Ari gave Vanessa a dark-browed look as he took a seat beside Steven, who looked pleased at the gesture. “What are you doing here?” he asked her.

“Oh, that's lovely,” said Vanessa. “Maybe this little baby factory still has some other uses left in her?”

“It's not the propensity to make babies,” said Ari. “It's the propensity to spread chaos and disorder wherever you go.”

“Cassandra brought her,” said Ibrahim, taking a random available seat. “Insisting she'd be useful.”

“No pressure, babe,” said Sandy. Vanessa snorted.

“Is this everyone?” Ibrahim asked, peering around.

“No,” said Captain Reichardt from up the top of the stairs.
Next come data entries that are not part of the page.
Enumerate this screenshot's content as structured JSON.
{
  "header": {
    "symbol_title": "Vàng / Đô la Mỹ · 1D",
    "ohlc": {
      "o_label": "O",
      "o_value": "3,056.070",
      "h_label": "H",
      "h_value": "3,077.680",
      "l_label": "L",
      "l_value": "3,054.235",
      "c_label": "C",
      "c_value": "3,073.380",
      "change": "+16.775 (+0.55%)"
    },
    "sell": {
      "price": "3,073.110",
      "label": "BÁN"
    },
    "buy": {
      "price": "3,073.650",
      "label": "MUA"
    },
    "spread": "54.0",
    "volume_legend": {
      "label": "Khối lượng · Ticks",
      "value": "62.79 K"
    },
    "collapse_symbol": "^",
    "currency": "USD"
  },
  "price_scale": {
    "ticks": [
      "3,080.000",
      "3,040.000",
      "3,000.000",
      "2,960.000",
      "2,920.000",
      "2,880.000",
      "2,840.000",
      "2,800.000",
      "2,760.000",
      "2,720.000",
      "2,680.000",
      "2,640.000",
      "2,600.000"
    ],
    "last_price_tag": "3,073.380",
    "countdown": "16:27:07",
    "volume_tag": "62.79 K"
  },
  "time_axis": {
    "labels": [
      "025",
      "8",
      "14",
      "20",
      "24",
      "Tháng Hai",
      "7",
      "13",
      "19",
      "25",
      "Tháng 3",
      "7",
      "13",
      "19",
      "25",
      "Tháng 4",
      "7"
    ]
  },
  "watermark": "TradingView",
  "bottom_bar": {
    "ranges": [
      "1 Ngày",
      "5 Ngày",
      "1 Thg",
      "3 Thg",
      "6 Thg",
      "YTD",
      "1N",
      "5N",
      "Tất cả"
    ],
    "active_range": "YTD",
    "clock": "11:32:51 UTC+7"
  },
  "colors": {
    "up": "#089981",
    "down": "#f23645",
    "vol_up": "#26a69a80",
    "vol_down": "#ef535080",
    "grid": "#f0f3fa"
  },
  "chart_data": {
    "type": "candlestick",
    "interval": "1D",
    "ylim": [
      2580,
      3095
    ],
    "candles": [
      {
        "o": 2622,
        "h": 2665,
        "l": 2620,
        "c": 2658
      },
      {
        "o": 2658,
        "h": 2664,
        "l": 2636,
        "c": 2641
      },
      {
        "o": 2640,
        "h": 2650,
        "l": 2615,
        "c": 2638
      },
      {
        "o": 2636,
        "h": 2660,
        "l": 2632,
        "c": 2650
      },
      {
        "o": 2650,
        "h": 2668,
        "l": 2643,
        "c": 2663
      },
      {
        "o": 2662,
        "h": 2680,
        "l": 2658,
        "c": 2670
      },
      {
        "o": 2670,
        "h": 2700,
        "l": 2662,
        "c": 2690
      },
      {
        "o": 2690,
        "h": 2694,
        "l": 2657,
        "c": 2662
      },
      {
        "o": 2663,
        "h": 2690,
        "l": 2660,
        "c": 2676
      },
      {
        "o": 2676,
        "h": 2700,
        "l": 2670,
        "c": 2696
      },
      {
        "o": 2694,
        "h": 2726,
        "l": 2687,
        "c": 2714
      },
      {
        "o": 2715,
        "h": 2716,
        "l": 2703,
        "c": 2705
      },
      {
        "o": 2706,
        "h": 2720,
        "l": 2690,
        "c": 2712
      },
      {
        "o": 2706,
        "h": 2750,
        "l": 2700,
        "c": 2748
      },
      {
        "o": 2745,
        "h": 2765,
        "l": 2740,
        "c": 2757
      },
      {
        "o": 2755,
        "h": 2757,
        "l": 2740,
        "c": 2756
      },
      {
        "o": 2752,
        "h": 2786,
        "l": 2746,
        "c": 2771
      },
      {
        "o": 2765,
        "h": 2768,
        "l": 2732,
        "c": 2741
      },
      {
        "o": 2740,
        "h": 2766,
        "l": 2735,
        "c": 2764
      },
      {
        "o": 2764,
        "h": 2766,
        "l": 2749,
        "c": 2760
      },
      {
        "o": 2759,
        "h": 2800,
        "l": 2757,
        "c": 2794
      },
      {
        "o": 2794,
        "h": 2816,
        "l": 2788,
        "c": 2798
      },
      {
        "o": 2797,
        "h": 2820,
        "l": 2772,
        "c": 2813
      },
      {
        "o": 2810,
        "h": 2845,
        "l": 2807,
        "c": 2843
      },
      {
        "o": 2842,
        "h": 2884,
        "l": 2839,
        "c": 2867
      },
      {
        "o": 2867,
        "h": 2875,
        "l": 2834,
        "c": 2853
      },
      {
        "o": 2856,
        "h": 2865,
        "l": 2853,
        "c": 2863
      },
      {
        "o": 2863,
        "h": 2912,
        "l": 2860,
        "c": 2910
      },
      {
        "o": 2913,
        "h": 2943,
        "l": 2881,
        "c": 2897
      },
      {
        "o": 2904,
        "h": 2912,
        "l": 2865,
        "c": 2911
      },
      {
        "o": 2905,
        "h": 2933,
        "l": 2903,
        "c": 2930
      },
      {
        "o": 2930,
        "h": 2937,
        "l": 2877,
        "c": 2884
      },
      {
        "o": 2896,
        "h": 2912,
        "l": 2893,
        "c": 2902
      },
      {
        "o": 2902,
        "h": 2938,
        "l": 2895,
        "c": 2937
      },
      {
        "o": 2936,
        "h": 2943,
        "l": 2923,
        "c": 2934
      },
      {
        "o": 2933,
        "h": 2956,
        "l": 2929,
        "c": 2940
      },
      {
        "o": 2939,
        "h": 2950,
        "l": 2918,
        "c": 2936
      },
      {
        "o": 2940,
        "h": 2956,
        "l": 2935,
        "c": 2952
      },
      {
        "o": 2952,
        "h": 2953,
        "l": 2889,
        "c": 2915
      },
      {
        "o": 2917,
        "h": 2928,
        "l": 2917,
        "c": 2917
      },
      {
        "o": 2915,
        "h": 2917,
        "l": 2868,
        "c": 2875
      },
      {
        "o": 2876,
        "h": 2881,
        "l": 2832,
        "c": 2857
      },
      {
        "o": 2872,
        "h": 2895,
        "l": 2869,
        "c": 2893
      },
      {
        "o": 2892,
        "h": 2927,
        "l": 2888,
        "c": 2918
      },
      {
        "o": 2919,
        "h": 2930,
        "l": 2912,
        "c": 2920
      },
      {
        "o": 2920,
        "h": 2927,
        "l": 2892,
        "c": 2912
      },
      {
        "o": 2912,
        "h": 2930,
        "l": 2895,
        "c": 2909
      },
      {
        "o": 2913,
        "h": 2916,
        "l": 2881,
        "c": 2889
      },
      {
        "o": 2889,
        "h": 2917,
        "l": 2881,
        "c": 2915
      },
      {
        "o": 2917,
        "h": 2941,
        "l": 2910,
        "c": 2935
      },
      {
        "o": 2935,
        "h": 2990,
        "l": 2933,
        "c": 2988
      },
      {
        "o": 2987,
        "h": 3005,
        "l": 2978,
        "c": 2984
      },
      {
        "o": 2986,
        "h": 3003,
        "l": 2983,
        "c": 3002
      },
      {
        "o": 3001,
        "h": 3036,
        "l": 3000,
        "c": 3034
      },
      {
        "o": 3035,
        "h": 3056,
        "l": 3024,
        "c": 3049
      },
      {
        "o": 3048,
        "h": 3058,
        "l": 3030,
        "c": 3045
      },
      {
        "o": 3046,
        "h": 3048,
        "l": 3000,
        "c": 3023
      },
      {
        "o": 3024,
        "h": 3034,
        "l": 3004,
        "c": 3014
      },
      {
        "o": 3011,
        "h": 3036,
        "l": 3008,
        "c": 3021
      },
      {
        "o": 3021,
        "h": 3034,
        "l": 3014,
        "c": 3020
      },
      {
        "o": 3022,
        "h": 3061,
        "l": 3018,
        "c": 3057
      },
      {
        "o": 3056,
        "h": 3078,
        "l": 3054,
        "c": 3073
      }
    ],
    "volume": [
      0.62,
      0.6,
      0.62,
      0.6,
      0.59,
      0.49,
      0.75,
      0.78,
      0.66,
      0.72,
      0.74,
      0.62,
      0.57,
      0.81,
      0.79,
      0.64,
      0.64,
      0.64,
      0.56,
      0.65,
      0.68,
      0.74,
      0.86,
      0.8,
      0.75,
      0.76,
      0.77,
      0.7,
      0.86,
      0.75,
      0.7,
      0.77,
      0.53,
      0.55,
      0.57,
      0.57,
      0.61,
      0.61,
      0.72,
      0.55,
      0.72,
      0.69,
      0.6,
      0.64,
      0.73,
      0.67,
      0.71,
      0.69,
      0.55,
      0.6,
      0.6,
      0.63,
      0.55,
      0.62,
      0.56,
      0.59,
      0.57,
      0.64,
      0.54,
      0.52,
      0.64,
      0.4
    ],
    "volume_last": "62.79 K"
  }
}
He sealed the doors behind him with a code. “Now it's everyone.”

“A man in uniform,” Ibrahim observed, as Reichardt came down the stairs. And beneath his breath, “Wouldn't that be nice.” There were grins. Ibrahim was no tyrant, but he did occasionally let slip mild concern at uniform standards in the building of late.

Vanessa shuffled along a seat so he could sit beside her and across the aisle from Sandy. “Hello, gorgeous,” she offered. “It
is
a lovely uniform.”

“Goddamn, girl,” said the yellow-haired Texan. “Darn shame, you bein' married an' all.”